大腿骨々幹部骨折を最初に説明した2000年頃は、直達牽引+ギプス固定の保存療法が主体でした。

直達牽引

現在、ほとんどの整形外科医は、直達牽引後のギプス固定は、入院期間が長くなること、長期の固定による精神的・肉体的ストレス、筋萎縮、関節拘縮などの合併症を無視できないことから、入院期間を短縮し、合併症を最小限にする固定術を積極的に採用しています。
小児の骨折であっても、同様にオペが選択されており、歓迎できる傾向です。

プレート固定

(4)後遺障害のポイント

1)転位の少ない横骨折、斜骨折では、常識的には、後遺障害を残しません。

2)問題となるのは、開放性粉砕骨折を代表とする高エネルギー外傷です。
開放性粉砕骨折では、神経や血管障害、脂肪塞栓の合併損傷を伴うことが多く、受傷直後や急性期には、全身状態の管理が絶対に必要となります。

経験則では、肺脂肪梗塞で3級3号の高次脳機能障害の認定が1例あります。
大腿骨々幹部骨折後の肺脂肪塞栓では、被害者の死亡例も2例、経験しています。

開放性粉砕骨折では、骨片が多数、骨欠損があるもの、整復した骨片の位置が正常な位置関係にないものがほとんどであり、偽関節、骨変形、不整癒合、MRSAの院内感染などが後遺障害の対象として予想されます。
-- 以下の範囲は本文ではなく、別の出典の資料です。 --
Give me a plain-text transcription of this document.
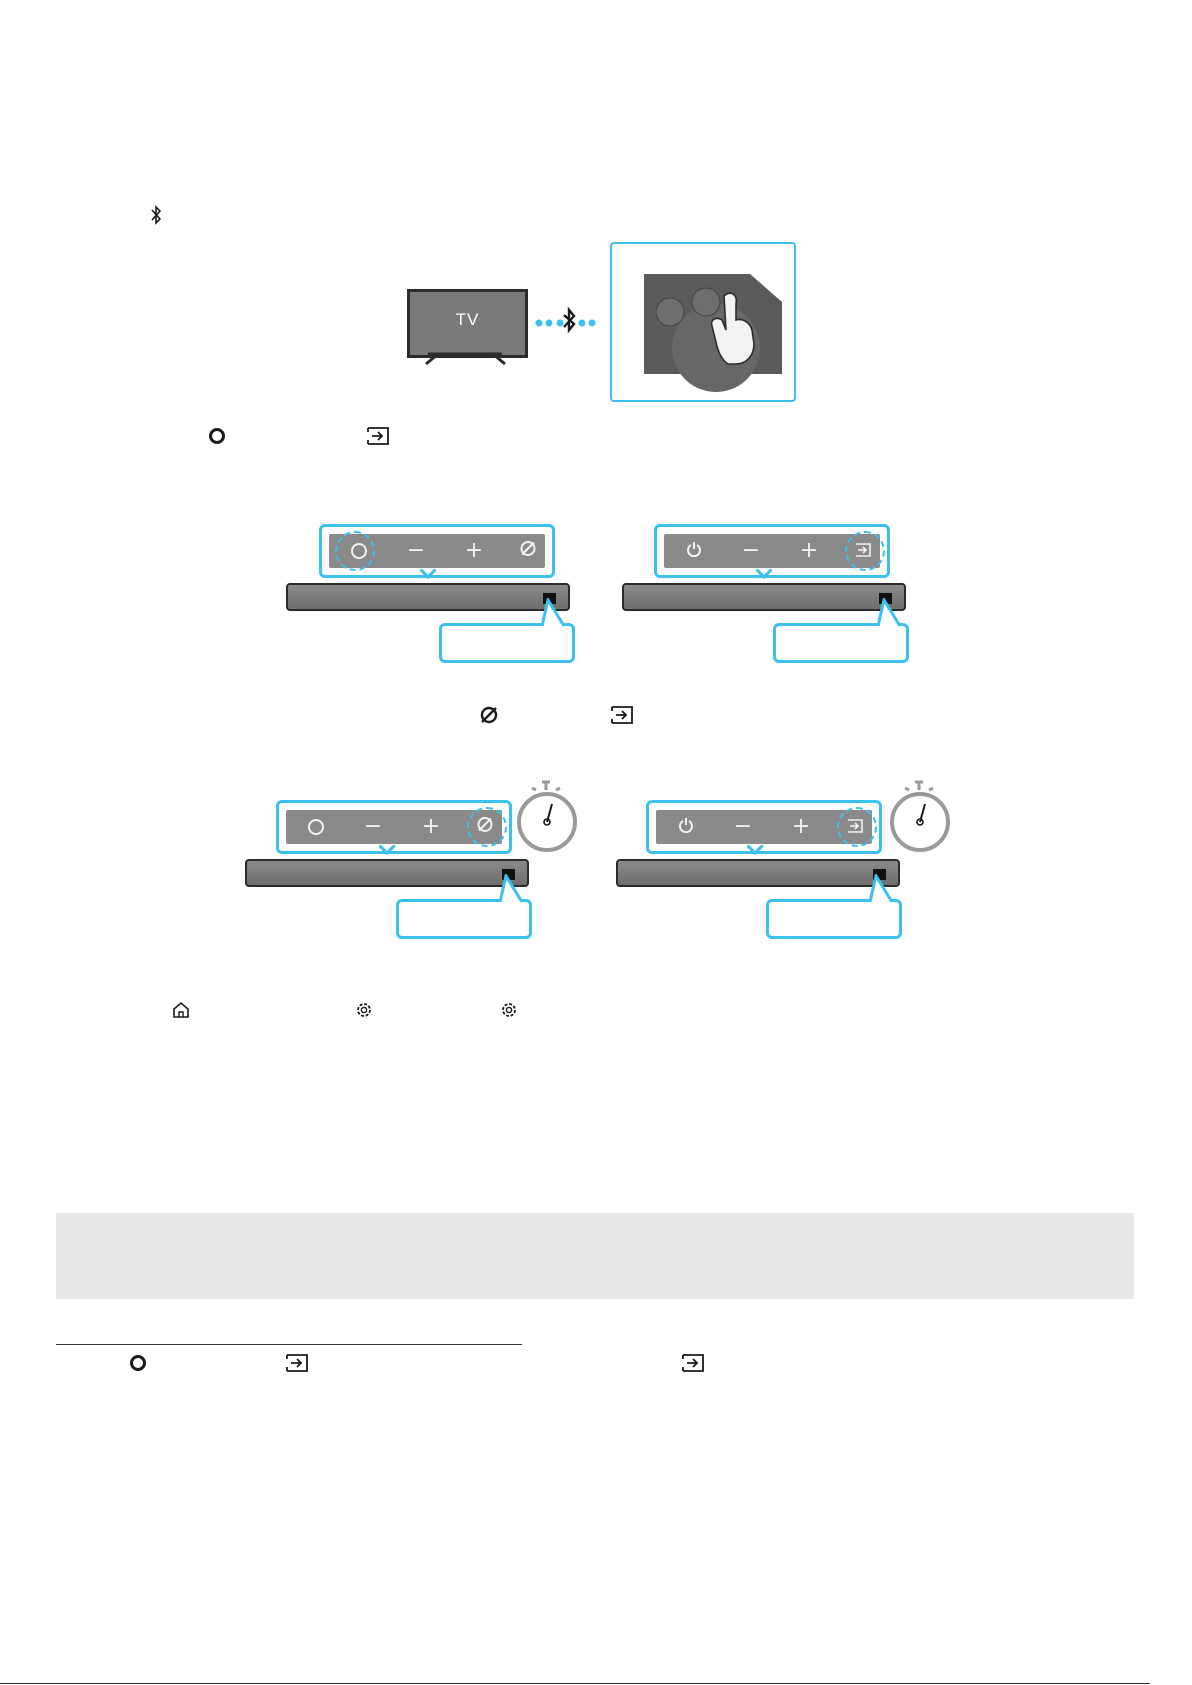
TV
− +	− +
− +	− +
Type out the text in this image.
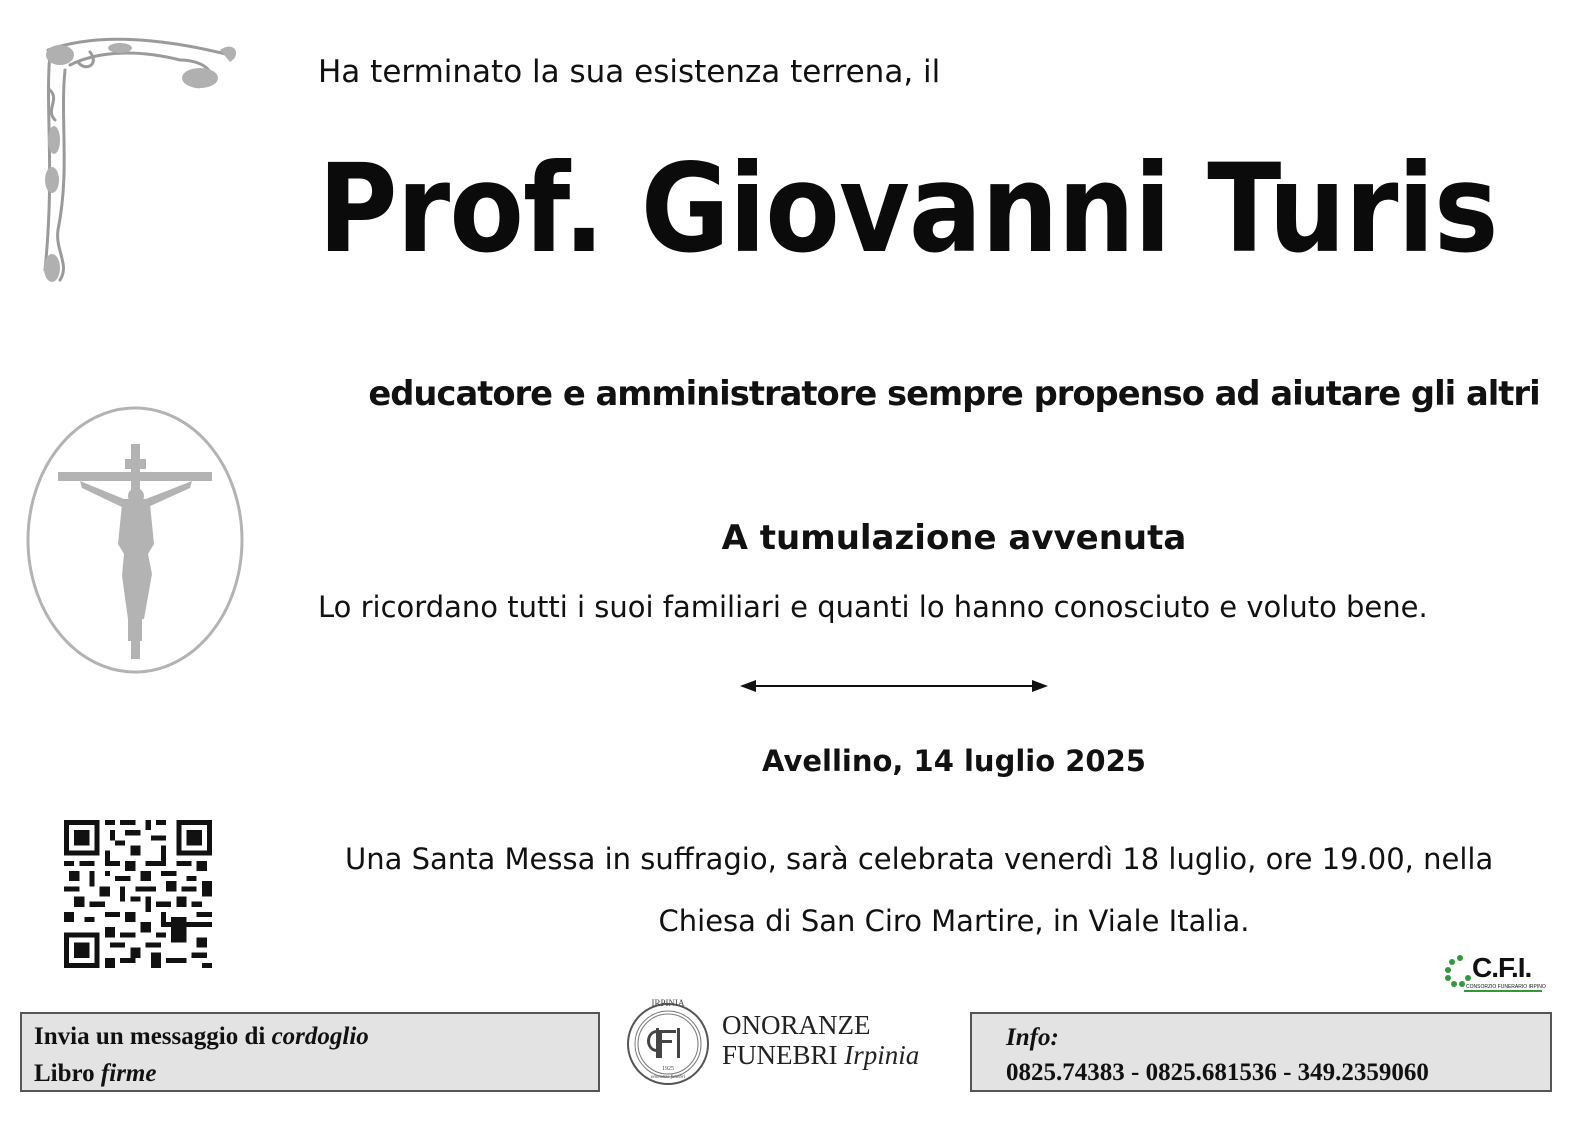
Ha terminato la sua esistenza terrena, il
Prof. Giovanni Turis
educatore e amministratore sempre propenso ad aiutare gli altri
A tumulazione avvenuta
Lo ricordano tutti i suoi familiari e quanti lo hanno conosciuto e voluto bene.
Avellino, 14 luglio 2025
Una Santa Messa in suffragio, sarà celebrata venerdì 18 luglio, ore 19.00, nella
Chiesa di San Ciro Martire, in Viale Italia.
C.F.I.
CONSORZIO FUNERARIO IRPINO
Invia un messaggio di cordoglio
Libro firme
IRPINIA
1925
onoranze funebri
ONORANZE
FUNEBRI Irpinia
Info:
0825.74383 - 0825.681536 - 349.2359060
3)骨癒合は、比較的良好な骨折ですが、稀に、偽関節を起こすこともあります。

等級 下肢の偽関節 自賠責 喪失率
7 10:①大腿骨に異常可動性を有する偽関節を残し、硬性補装具を常に必要とするもの 1051 56
10:②脛骨に異常可動性を有する偽関節を残し、硬性補装具を常に必要とするもの
8 9:①脛骨と腓骨に偽関節を残し、立位や歩行に、ときどき、硬性補装具を必要とするもの 819 45
9:②脛骨に偽関節を残し、立位や歩行に、ときどき、硬性補装具を必要とするもの
12 8:腓骨に偽関節を残すもの 224 14

4)真っ直ぐではなく、大腿骨が変形して癒合することがあるのですが、この変形が、15°以上の不正彎曲であれば、12級8号が認められます。

大腿骨・腓骨・脛骨

5)骨折部が外反や内反で、つまり外向きや内向きで不正癒合したときは、骨は屈曲変形しておらず、

足の向きが曲がっているのですが、その角度が外旋で45°以上、内旋で30°以上であれば、12級8号が認められます。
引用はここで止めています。